Birds in California are nesting more than a week earlier than they did a century ago, according to a recent UC Berkeley study.
The study, which was published in the Proceedings of the National Academy of Sciences on Monday, compared nesting data collected in the early 1900s with current data on more than 200 species of birds found in California. Researchers found that birds are nesting about five to 12 days earlier than they did 75 to 100 years ago to avoid warmer temperatures.
“What we found was that by breeding one week earlier, the temperature that the eggs are exposed to has decreased by about one degree Centigrade, which is about as much as California has warmed over the last hundred years,” said Morgan Tingley, a former UC Berkeley graduate student and assistant professor of ecology and evolutionary biology at the University of Connecticut.
The study was co-authored by Tingley, former UC Berkeley postdoctoral fellow Pete Epanchin, UC Berkeley professor of ecology and conservation biology Steven Beissinger and University of Connecticut postdoctoral fellow Jacob Socolar.
According to Tingley, the birds were exposed to higher temperatures and higher precipitation, which disrupts the synchrony between the time their eggs hatch and the emergence of their food resources.
Tingley said some species in California have already been found to shift their nests to higher elevations to compensate for increasing temperatures. This new study, however, shows that birds might not just be shifting in space, but also in their phenology, which is the time that animals do certain things in their life cycle.

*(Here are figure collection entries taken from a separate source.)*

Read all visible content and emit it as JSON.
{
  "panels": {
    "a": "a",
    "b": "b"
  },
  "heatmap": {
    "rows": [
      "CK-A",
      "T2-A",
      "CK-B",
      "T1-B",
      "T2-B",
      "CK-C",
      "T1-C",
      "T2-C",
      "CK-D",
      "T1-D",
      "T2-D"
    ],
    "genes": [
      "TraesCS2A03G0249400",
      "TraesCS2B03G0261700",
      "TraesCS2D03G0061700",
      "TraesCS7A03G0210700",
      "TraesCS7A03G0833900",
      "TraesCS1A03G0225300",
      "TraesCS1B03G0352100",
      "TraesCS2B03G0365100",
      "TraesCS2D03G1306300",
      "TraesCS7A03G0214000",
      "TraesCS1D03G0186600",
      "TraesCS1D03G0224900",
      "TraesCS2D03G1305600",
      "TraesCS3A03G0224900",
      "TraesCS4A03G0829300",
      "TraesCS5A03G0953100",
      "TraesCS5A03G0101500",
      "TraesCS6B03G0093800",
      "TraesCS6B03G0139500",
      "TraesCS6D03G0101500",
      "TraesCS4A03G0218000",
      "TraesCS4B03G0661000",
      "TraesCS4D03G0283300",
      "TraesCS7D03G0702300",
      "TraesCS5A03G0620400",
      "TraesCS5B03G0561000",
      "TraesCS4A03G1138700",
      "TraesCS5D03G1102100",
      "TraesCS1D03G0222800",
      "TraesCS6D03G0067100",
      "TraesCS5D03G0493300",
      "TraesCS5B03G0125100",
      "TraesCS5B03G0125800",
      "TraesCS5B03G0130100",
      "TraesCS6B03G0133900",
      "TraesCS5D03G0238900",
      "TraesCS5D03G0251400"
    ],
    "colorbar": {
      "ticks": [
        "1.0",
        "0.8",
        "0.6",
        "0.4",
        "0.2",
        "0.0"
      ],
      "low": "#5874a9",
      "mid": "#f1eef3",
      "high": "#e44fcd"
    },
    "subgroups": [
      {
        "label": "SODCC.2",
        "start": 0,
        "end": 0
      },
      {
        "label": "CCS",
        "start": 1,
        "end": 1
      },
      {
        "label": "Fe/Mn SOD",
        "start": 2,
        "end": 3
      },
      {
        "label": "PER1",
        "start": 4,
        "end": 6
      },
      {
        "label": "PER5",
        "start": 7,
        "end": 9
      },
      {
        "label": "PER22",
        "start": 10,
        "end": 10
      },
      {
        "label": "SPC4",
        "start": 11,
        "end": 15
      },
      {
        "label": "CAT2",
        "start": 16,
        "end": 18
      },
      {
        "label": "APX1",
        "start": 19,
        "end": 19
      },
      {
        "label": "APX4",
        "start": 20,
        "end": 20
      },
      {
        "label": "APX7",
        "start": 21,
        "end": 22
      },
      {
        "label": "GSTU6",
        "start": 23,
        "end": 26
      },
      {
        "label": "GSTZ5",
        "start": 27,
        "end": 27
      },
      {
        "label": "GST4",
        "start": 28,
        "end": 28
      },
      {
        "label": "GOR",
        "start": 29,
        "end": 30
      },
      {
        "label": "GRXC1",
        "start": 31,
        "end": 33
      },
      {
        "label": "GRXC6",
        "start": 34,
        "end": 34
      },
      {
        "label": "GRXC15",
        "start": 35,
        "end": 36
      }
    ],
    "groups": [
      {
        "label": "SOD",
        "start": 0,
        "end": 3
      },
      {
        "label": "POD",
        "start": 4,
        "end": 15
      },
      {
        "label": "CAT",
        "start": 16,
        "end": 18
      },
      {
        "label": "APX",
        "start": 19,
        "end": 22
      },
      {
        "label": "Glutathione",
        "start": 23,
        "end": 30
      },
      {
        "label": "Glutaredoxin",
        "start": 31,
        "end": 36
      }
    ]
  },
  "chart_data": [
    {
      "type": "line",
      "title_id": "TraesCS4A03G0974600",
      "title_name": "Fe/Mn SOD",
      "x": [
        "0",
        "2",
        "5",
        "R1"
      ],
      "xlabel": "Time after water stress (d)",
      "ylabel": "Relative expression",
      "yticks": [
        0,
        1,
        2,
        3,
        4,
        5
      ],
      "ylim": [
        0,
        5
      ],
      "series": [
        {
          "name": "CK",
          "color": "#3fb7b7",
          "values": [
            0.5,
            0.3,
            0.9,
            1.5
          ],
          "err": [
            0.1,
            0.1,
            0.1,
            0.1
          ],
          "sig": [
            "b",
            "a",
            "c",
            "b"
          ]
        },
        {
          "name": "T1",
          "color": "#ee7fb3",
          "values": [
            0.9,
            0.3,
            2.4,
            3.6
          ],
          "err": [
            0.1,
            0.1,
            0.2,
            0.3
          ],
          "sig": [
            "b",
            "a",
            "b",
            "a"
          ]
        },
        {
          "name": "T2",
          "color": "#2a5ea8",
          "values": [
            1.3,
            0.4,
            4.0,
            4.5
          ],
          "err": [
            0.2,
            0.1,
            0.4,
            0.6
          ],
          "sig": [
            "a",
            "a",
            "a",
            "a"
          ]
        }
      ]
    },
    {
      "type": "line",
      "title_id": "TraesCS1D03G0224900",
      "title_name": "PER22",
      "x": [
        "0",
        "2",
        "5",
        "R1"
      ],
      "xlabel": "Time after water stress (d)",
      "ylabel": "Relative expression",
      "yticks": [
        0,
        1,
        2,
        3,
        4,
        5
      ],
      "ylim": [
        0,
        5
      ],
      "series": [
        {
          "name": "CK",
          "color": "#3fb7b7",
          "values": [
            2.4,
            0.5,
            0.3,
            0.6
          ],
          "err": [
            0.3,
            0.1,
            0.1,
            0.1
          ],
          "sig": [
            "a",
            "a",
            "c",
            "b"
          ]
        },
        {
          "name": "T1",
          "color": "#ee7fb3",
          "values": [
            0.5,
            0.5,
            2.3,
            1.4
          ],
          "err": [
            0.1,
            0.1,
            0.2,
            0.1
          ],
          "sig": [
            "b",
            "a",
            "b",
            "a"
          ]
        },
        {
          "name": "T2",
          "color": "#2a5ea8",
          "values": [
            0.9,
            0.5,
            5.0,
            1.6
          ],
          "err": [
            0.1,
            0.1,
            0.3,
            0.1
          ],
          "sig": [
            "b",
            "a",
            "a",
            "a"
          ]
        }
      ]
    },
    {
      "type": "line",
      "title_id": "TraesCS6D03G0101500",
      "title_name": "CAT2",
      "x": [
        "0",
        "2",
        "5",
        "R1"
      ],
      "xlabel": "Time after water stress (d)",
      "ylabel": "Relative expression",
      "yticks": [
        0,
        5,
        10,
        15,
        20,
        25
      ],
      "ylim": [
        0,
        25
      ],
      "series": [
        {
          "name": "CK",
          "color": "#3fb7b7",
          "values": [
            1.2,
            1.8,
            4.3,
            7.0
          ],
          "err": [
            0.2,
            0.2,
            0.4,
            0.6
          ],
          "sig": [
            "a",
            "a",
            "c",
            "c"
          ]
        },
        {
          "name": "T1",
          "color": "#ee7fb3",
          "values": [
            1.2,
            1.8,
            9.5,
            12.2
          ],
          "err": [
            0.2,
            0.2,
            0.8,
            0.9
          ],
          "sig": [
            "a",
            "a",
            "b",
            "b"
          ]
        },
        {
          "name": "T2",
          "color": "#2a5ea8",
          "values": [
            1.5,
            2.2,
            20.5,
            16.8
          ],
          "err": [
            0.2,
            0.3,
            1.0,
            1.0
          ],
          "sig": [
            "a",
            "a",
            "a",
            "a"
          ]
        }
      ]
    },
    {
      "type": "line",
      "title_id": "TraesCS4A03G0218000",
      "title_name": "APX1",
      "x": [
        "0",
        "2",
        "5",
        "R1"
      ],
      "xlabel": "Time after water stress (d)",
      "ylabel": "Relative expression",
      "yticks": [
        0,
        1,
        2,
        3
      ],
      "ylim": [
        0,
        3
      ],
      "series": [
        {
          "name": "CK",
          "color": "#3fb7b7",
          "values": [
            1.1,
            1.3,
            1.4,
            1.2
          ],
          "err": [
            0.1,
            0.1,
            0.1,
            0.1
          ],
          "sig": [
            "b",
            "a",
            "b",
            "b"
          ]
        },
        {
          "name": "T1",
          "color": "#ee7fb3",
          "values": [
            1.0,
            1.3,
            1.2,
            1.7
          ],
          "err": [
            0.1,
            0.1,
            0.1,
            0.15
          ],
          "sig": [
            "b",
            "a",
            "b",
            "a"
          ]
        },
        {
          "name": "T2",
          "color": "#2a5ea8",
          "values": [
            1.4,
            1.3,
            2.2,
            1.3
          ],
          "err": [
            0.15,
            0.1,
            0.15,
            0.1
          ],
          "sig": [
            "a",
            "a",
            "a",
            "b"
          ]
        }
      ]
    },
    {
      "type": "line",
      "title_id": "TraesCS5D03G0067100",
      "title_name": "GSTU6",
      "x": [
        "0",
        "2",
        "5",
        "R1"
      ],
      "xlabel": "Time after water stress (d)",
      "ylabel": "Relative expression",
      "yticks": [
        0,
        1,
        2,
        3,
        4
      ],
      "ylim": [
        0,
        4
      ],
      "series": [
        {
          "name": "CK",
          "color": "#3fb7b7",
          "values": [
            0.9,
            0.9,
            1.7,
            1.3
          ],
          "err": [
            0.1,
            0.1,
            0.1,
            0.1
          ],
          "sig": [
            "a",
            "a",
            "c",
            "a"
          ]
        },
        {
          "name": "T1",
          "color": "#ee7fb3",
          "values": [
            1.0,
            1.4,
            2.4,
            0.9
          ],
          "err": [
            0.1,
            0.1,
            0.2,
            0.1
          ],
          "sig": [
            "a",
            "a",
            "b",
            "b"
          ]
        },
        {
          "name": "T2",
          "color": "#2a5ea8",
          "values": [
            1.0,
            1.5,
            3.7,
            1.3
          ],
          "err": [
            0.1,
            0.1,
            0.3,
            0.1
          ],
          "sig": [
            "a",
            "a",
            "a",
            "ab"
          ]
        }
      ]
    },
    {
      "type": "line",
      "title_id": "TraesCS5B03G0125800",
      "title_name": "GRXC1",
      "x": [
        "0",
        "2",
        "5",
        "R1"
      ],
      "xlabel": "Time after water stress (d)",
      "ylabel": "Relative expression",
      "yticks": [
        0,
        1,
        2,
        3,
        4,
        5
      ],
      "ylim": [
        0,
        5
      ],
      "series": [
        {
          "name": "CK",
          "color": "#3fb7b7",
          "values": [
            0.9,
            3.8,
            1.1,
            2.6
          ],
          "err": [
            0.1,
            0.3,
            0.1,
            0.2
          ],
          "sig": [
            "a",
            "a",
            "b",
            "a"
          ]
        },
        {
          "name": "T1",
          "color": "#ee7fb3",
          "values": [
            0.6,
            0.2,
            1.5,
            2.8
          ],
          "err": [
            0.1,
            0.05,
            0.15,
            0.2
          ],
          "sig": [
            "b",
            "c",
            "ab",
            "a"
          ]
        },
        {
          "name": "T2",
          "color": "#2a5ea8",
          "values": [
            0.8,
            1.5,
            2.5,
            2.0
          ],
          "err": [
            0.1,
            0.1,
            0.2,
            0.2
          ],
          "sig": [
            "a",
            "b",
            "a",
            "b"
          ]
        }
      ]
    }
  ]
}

“It forces us to take a step back and think, ‘Wait a minute, birds actually have a wider variety of ways to respond to this temperature issue than we might have considered initially,’ ” Socolar said.

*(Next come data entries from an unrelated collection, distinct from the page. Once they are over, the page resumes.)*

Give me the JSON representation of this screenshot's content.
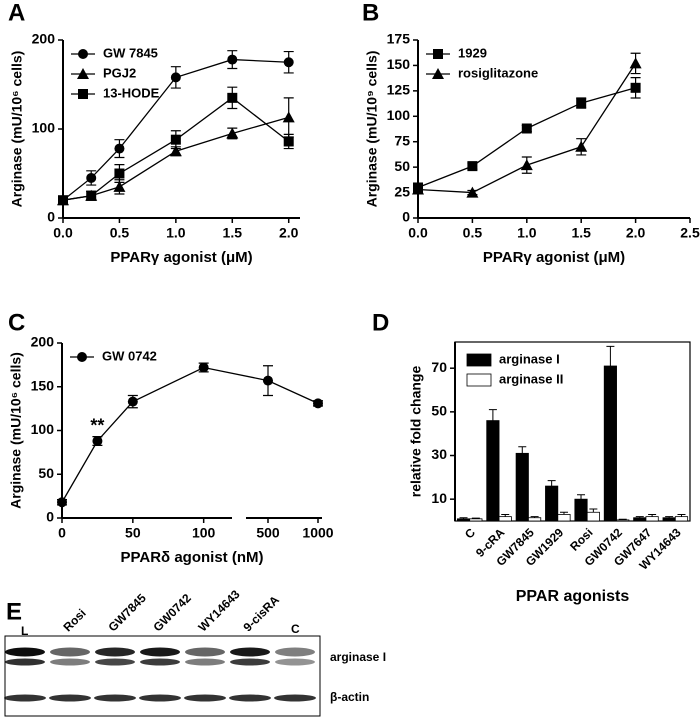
{
  "chart_data": [
    {
      "type": "line",
      "label": "A",
      "xlabel": "PPARγ agonist (μM)",
      "ylabel": "Arginase (mU/10⁶ cells)",
      "x": [
        0,
        0.25,
        0.5,
        1,
        1.5,
        2
      ],
      "xlim": [
        0,
        2.1
      ],
      "xticks": [
        {
          "value": 0,
          "label": "0.0"
        },
        {
          "value": 0.5,
          "label": "0.5"
        },
        {
          "value": 1,
          "label": "1.0"
        },
        {
          "value": 1.5,
          "label": "1.5"
        },
        {
          "value": 2,
          "label": "2.0"
        }
      ],
      "ylim": [
        0,
        200
      ],
      "yticks": [
        0,
        100,
        200
      ],
      "legend": "upper left",
      "series": [
        {
          "name": "GW 7845",
          "marker": "circle",
          "color": "#000000",
          "values": [
            20,
            45,
            78,
            158,
            178,
            175
          ],
          "errors": [
            3,
            8,
            10,
            12,
            10,
            12
          ]
        },
        {
          "name": "PGJ2",
          "marker": "triangle",
          "color": "#000000",
          "values": [
            20,
            25,
            35,
            75,
            95,
            113
          ],
          "errors": [
            3,
            5,
            8,
            5,
            6,
            22
          ]
        },
        {
          "name": "13-HODE",
          "marker": "square",
          "color": "#000000",
          "values": [
            20,
            25,
            50,
            88,
            135,
            86
          ],
          "errors": [
            3,
            5,
            10,
            10,
            12,
            8
          ]
        }
      ]
    },
    {
      "type": "line",
      "label": "B",
      "xlabel": "PPARγ agonist (μM)",
      "ylabel": "Arginase (mU/10⁹ cells)",
      "x": [
        0,
        0.5,
        1,
        1.5,
        2
      ],
      "xlim": [
        0,
        2.5
      ],
      "xticks": [
        {
          "value": 0,
          "label": "0.0"
        },
        {
          "value": 0.5,
          "label": "0.5"
        },
        {
          "value": 1,
          "label": "1.0"
        },
        {
          "value": 1.5,
          "label": "1.5"
        },
        {
          "value": 2,
          "label": "2.0"
        },
        {
          "value": 2.5,
          "label": "2.5"
        }
      ],
      "ylim": [
        0,
        175
      ],
      "yticks": [
        0,
        25,
        50,
        75,
        100,
        125,
        150,
        175
      ],
      "legend": "upper left",
      "series": [
        {
          "name": "1929",
          "marker": "square",
          "color": "#000000",
          "values": [
            30,
            51,
            88,
            113,
            128
          ],
          "errors": [
            3,
            3,
            3,
            5,
            10
          ]
        },
        {
          "name": "rosiglitazone",
          "marker": "triangle",
          "color": "#000000",
          "values": [
            28,
            25,
            52,
            70,
            152
          ],
          "errors": [
            3,
            2,
            8,
            8,
            10
          ]
        }
      ]
    },
    {
      "type": "line",
      "label": "C",
      "xlabel": "PPARδ agonist (nM)",
      "ylabel": "Arginase (mU/10⁶ cells)",
      "x": [
        0,
        25,
        50,
        100,
        500,
        1000
      ],
      "xsegments": [
        {
          "xlim": [
            0,
            120
          ],
          "xticks": [
            0,
            50,
            100
          ]
        },
        {
          "xlim": [
            280,
            1040
          ],
          "xticks": [
            500,
            1000
          ]
        }
      ],
      "ylim": [
        0,
        200
      ],
      "yticks": [
        0,
        50,
        100,
        150,
        200
      ],
      "legend": "upper left",
      "annotations": [
        {
          "text": "**",
          "x": 25
        }
      ],
      "series": [
        {
          "name": "GW 0742",
          "marker": "circle",
          "color": "#000000",
          "values": [
            18,
            88,
            133,
            172,
            157,
            131
          ],
          "errors": [
            3,
            5,
            7,
            5,
            17,
            3
          ]
        }
      ]
    },
    {
      "type": "bar",
      "label": "D",
      "xlabel": "PPAR agonists",
      "ylabel": "relative fold change",
      "categories": [
        "C",
        "9-cRA",
        "GW7845",
        "GW1929",
        "Rosi",
        "GW0742",
        "GW7647",
        "WY14643"
      ],
      "ylim": [
        0,
        82
      ],
      "yticks": [
        10,
        30,
        50,
        70
      ],
      "legend": "upper left",
      "series": [
        {
          "name": "arginase I",
          "color": "#000000",
          "values": [
            1,
            46,
            31,
            16,
            10,
            71,
            1.5,
            1.5
          ],
          "errors": [
            0.5,
            5,
            3,
            2.5,
            2,
            9,
            0.5,
            0.5
          ]
        },
        {
          "name": "arginase II",
          "color": "#ffffff",
          "values": [
            1,
            2,
            1.5,
            3,
            4,
            0.5,
            2,
            2
          ],
          "errors": [
            0.3,
            1,
            0.5,
            1,
            1.5,
            0.3,
            1,
            1
          ]
        }
      ]
    }
  ],
  "blot": {
    "label": "E",
    "lanes": [
      "L",
      "Rosi",
      "GW7845",
      "GW0742",
      "WY14643",
      "9-cisRA",
      "C"
    ],
    "rows": [
      "arginase I",
      "β-actin"
    ]
  }
}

According to Beissinger, the study’s comparisons were possible because of historical data collected by UC Berkeley biologist Joseph Grinnell and his students in the 1910s and 1920s.
The research team used data from field journals preserved in UC Berkeley’s Museum of Vertebrate Zoology for baseline comparisons to evaluate how birds have changed their geographical locations and their daily habits.
The results of the study show the extent of temperature changes across the state and how it impacts wildlife.
“This study is important because of both the scale, the geographic scale, and the large number of species that are shown responding to climate change,” Beissinger said.
Tingley said his lab is currently beginning new work on how the seasonal timing of events responds to climate change.
Socolar said he hopes the study will allow researchers to predict how birds will respond as the climate continues to change.
The team is also continuing to resurvey birds across the state based on Grinnell’s data. Beissinger added that the team is looking at nesting data others have collected across North America.
“We’re hoping to be able to put together a statewide picture of the changes that have happened over the last century and use that to forecast changes for the future,” Beissinger said.